# training books, kits, tricks, etc?



## goonsquad (Sep 15, 2010)

So I am going to be getting a GSH pup, I want to train him into an upland pointer and flusher. I know the basics of training, but not much more. Is there a system, book, kit, trick, etc that you recommend? 
I'm ready to read up on just about anything but I also would really like to not waste time doing it. 

Any advice would be greatly appreciated.


----------



## izzydog (Jan 18, 2008)

Assuming your GSH will be close to a GSP in performance, I would highly suggest joining NAVHDA. Join the national club and they will send you the "green Book" training manual as well as the DVD. The Wasatch Mountain chapter is pretty active with training days and testing in the spring, summer and fall. You also get to interact with a lot of different breeds and owners and you can see what works well for others and they are always willing to help and give advice.

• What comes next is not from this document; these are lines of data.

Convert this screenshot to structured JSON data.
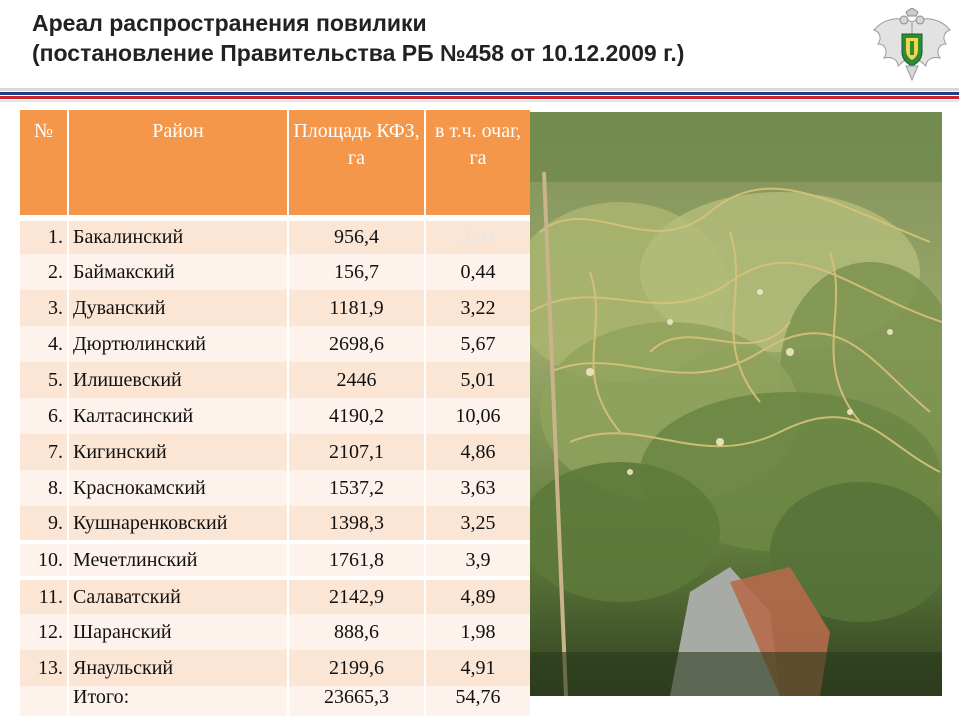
{
  "slide": {
    "title_line1": "Ареал распространения повилики",
    "title_line2": "(постановление Правительства РБ №458 от 10.12.2009 г.)"
  },
  "table": {
    "headers": [
      "№",
      "Район",
      "Площадь КФЗ, га",
      "в т.ч. очаг, га"
    ],
    "rows": [
      {
        "n": "1.",
        "district": "Бакалинский",
        "area": "956,4",
        "focus": "2,94"
      },
      {
        "n": "2.",
        "district": "Баймакский",
        "area": "156,7",
        "focus": "0,44"
      },
      {
        "n": "3.",
        "district": "Дуванский",
        "area": "1181,9",
        "focus": "3,22"
      },
      {
        "n": "4.",
        "district": "Дюртюлинский",
        "area": "2698,6",
        "focus": "5,67"
      },
      {
        "n": "5.",
        "district": "Илишевский",
        "area": "2446",
        "focus": "5,01"
      },
      {
        "n": "6.",
        "district": "Калтасинский",
        "area": "4190,2",
        "focus": "10,06"
      },
      {
        "n": "7.",
        "district": "Кигинский",
        "area": "2107,1",
        "focus": "4,86"
      },
      {
        "n": "8.",
        "district": "Краснокамский",
        "area": "1537,2",
        "focus": "3,63"
      },
      {
        "n": "9.",
        "district": "Кушнаренковский",
        "area": "1398,3",
        "focus": "3,25"
      },
      {
        "n": "10.",
        "district": "Мечетлинский",
        "area": "1761,8",
        "focus": "3,9"
      },
      {
        "n": "11.",
        "district": "Салаватский",
        "area": "2142,9",
        "focus": "4,89"
      },
      {
        "n": "12.",
        "district": "Шаранский",
        "area": "888,6",
        "focus": "1,98"
      },
      {
        "n": "13.",
        "district": "Янаульский",
        "area": "2199,6",
        "focus": "4,91"
      }
    ],
    "total": {
      "label": "Итого:",
      "area": "23665,3",
      "focus": "54,76"
    }
  },
  "colors": {
    "header_bg": "#f5974a",
    "row_bg": "#fbe6d6",
    "row_alt_bg": "#fdf3ec",
    "stripe_blue": "#1f3f8f",
    "stripe_red": "#c8262c"
  },
  "icons": {
    "emblem": "double-headed-eagle-emblem-icon"
  }
}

It's a lot of fun as well.


----------



## TAK (Sep 9, 2007)

goonsquad said:


> So I am going to be getting a GSH pup, I want to train him into an upland pointer and flusher. I know the basics of training, but not much more. Is there a system, book, kit, trick, etc that you recommend?
> I'm ready to read up on just about anything but I also would really like to not waste time doing it.
> 
> Any advice would be greatly appreciated.


Google Bill West dog trainer or The Magic Man dog trainer or Bill Gibbons dog trainer...

Your going to be looking at things such as the West Method...etc Stand up stand steady...

Also Dave Walker has some DVD's out that are super!


----------